To commenters: is there still any action needed to be taken on this PR?
Comment 12 Ed Maste freebsd_committer freebsd_triage 2024-10-11 14:41:55 UTC
AFAICT there's no significant change from the state documented in comment #9
Comment 13 Mark Murray freebsd_committer freebsd_triage 2024-10-20 16:54:30 UTC
In the general case - there will always be need for early unblocked randomness, while generating this will be more difficult the earlier it is required.
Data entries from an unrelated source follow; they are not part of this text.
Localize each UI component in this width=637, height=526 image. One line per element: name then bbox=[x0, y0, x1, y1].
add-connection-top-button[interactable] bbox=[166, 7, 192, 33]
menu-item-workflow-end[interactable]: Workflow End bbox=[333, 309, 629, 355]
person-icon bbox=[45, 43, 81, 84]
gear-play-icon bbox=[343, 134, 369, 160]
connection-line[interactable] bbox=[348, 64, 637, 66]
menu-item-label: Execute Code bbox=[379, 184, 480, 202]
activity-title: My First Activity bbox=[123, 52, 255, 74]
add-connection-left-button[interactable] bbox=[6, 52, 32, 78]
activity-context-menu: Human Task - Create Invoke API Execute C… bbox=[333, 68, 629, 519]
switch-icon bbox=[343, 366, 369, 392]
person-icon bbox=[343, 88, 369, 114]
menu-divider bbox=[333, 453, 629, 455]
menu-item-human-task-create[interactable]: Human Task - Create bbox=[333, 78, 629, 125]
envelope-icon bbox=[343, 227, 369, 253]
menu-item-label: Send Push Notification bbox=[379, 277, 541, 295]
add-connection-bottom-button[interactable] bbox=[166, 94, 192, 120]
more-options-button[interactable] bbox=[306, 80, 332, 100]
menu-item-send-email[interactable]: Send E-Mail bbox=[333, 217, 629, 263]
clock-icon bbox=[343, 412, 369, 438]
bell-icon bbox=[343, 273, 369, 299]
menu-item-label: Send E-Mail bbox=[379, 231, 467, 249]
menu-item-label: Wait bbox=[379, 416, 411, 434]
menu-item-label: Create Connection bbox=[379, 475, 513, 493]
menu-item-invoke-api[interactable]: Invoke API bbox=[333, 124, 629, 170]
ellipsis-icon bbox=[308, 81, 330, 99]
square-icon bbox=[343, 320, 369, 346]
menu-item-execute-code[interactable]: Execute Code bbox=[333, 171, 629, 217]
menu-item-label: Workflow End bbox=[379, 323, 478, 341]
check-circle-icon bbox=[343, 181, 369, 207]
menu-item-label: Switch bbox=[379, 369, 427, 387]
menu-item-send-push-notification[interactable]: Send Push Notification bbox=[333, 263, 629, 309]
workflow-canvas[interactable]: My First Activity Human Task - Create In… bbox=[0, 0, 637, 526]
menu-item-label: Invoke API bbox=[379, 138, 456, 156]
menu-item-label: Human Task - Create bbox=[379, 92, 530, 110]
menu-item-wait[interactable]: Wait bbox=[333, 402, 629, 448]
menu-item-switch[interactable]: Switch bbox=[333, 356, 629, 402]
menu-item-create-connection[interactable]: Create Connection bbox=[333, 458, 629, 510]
I think this PR can be closed as it has run its course. If any new improvements come to light, then a new PR can/should be opened with the specifics.
Comment 14 Mark Murray freebsd_committer freebsd_triage 2024-10-20 16:55:29 UTC
In the general case - there will always be need for early unblocked randomness, while generating this will be more difficult the earlier it is required.

I think this PR can be closed as it has run its course. If any new improvements come to light, then a new PR can/should be opened with the specifics.